Yes. NeurIPS does not have age or enrollment requirements for authorship. What matters is the quality of the work. Algoverse has had 230 students accepted to NeurIPS 2025, including high school students, college students, and graduate students. With experienced mentorship from PIs at Meta FAIR, OpenAI, Google DeepMind, Stanford, and CMU, students consistently produce work that passes peer review. For a full roadmap, see our guide on how to get into AI research as a high school student.
How long does it take to go from zero research experience to a NeurIPS paper?
Algoverse's program runs 12 weeks and aims for publication in approximately 3 months. This includes ramping up on the relevant literature, conducting research and running experiments, and writing and revising the paper. The timeline is achievable because students work with experienced PIs who know what NeurIPS reviewers expect, and Algoverse covers all GPU and compute costs so there are no resource bottlenecks.
Do I need access to expensive GPUs or compute resources?
If you work with Algoverse, no -- Algoverse covers all GPU and compute costs for students. Many research directions also involve clever experimental design rather than raw compute: fine-tuning smaller models, evaluating existing models on new benchmarks, creating curated datasets, or conducting analysis and fairness audits. The compute barrier should never prevent a motivated student from publishing.
Can I submit the same paper to multiple NeurIPS workshops?
Policies vary by workshop. Some explicitly prohibit dual submissions; others allow it. Read each workshop's call for papers carefully. As a general practice, it is better to target the single best-fit workshop and put all your effort into tailoring the paper for that audience.
What if my paper gets rejected?
Rejection is a normal part of academic research. A good program will help you understand reviewer feedback, revise your work, and resubmit to another venue -- NeurIPS is one of many top conferences, and ICML, ICLR, ACL, EMNLP, and AAAI all have similar workshop tracks. Algoverse maintains a 68-73% acceptance rate across these venues, and supports students through resubmission if needed.
Getting Started
Publishing at NeurIPS as a student is not easy, but it is a well-defined process. The students who succeed are not necessarily the most brilliant -- they are the ones who start early, find good mentorship, scope their projects realistically, and commit to iterating on both their research and their writing.
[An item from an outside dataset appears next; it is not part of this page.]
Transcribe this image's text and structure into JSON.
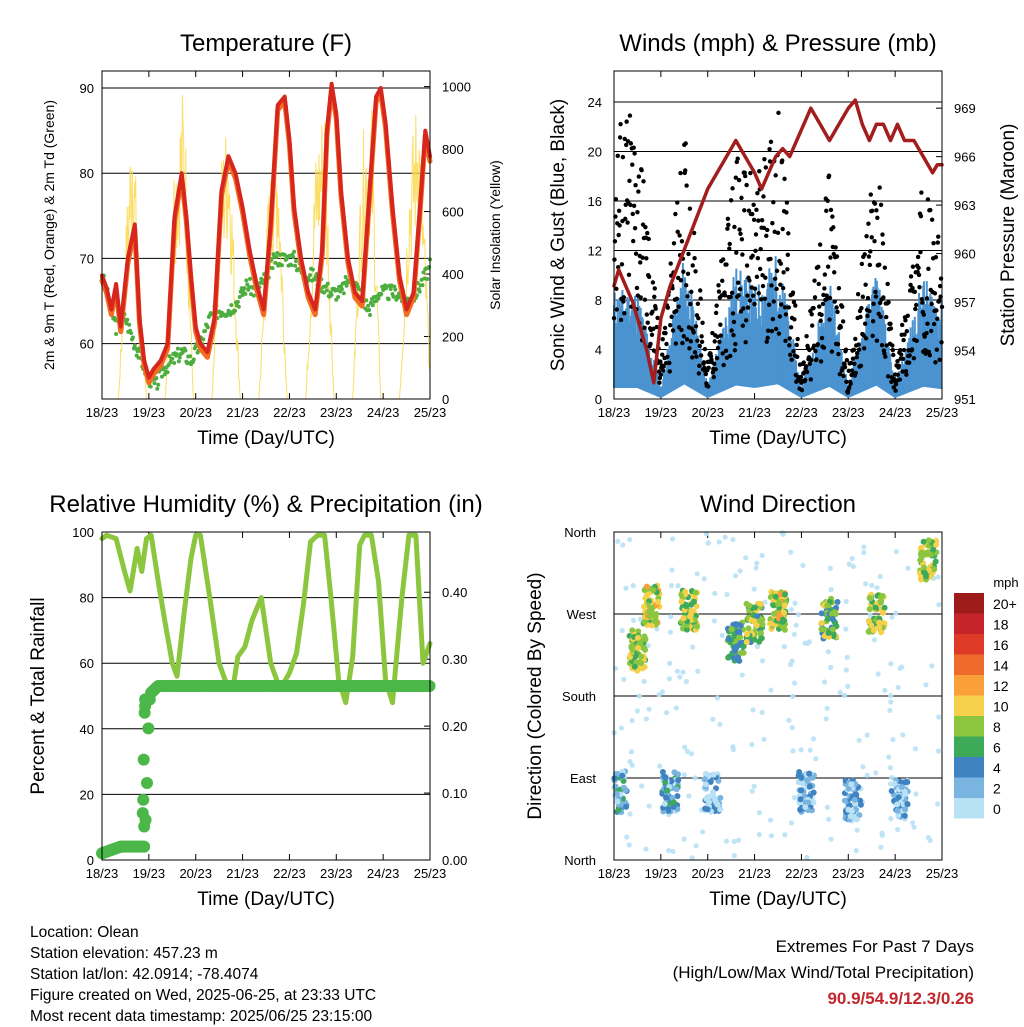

If you are looking for structured support, programs like Algoverse provide mentorship from PIs at leading AI labs, project guidance aligned with conference timelines, and a peer community of students working toward the same goal. But regardless of how you get there, the path is the same: find a question worth asking, do the work to answer it rigorously, and communicate your findings clearly.
The next NeurIPS deadline is closer than you think. Start today.